In which case, is there anything that you felt you wanted to touch on that you wanted to get out of this chat before we finished?
[00:30:15] Ivana Ćirković: No, I think you did it masterfully. And we touched base on everything that needed to be said.
[00:30:20] Nathan Wrigley: Perfect. In that case, I will say Ivana, thank you for chatting to me today. Fingers crossed that your presentation goes well tomorrow, and that you pack the place out, and that by this time next week, you are extremely busy with the WP Credits program. Thanks for chatting to me.
[00:30:34] Ivana Ćirković: Thank you. Thank you for inviting me.
So on the podcast today we have Ivana Ćirković.
Ivana is a digital marketer with 18 years of experience working both in and out of the tech industry, and currently leads marketing at WPBakery. She's an active participant in WordPress events, having attended and spoken at numerous local and international WordCamps over the years.
In this episode, our focus is on the WordPress Credits initiative. We learn how this program, launched by the WordPress Foundation, connects students with real-world opportunities to contribute to the WordPress ecosystem, earn certifications, and increase their competitiveness on the job market.
Ivana discusses her own experience as a WP Credits mentor, working with students as they learn about digital marketing, remote work, and open source contributions.
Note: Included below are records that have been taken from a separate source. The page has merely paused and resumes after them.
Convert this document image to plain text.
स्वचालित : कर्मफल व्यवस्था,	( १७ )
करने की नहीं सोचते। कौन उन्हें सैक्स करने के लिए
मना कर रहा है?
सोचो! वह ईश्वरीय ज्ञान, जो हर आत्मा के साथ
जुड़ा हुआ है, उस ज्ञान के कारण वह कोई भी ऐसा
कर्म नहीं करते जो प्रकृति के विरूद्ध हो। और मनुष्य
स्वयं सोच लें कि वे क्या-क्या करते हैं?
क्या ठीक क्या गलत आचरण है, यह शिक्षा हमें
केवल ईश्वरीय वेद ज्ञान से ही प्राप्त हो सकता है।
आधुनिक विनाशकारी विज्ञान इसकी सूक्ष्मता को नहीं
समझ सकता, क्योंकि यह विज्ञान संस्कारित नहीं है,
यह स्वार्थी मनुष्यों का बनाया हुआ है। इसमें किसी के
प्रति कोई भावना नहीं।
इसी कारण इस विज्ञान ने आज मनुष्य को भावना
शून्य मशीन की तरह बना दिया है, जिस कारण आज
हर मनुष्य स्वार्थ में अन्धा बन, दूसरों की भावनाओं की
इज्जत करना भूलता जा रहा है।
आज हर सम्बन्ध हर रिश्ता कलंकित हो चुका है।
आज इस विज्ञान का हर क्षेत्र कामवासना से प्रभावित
We explore how universities can modernise their curriculums and add real-world value for students by participating in the initiative, and how businesses can get involved, not just to support the community, but to help shape and discover future talent.
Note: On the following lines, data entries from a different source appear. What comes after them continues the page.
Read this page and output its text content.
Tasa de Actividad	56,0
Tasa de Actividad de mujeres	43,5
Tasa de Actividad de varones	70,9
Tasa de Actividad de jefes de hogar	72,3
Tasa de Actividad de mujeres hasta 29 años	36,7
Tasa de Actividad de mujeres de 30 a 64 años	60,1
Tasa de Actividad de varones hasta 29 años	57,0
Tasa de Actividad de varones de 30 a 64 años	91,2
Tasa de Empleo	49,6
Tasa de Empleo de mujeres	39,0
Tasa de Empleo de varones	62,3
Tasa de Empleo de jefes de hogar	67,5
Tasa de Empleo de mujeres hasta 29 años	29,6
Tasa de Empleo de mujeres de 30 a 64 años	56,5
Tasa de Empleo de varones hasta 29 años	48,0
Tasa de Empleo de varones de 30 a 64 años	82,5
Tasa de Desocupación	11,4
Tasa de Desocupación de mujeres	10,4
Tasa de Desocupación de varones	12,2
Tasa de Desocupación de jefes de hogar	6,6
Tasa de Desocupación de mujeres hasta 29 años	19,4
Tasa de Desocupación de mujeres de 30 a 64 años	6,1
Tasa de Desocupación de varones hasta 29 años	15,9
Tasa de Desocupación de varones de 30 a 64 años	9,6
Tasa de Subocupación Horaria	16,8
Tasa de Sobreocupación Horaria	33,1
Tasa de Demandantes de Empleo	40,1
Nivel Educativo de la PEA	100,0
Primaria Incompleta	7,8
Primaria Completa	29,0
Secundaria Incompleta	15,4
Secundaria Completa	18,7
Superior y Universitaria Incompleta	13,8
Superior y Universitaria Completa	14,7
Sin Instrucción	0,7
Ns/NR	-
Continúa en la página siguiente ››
The program's evolving structure also gets attention, and we learn how students are guided through hands-on activities such as translation or documentation, and how their progress is tracked publicly via profiles on WordPress.org. Ivana shares the opportunities and challenges for both educators and businesses, with thoughts on accountability, mentorship, and the need to bring new faces into the WordPress community.
If you're interested in the future of WordPress, education, or bridging the gap between academia and industry, this episode is for you.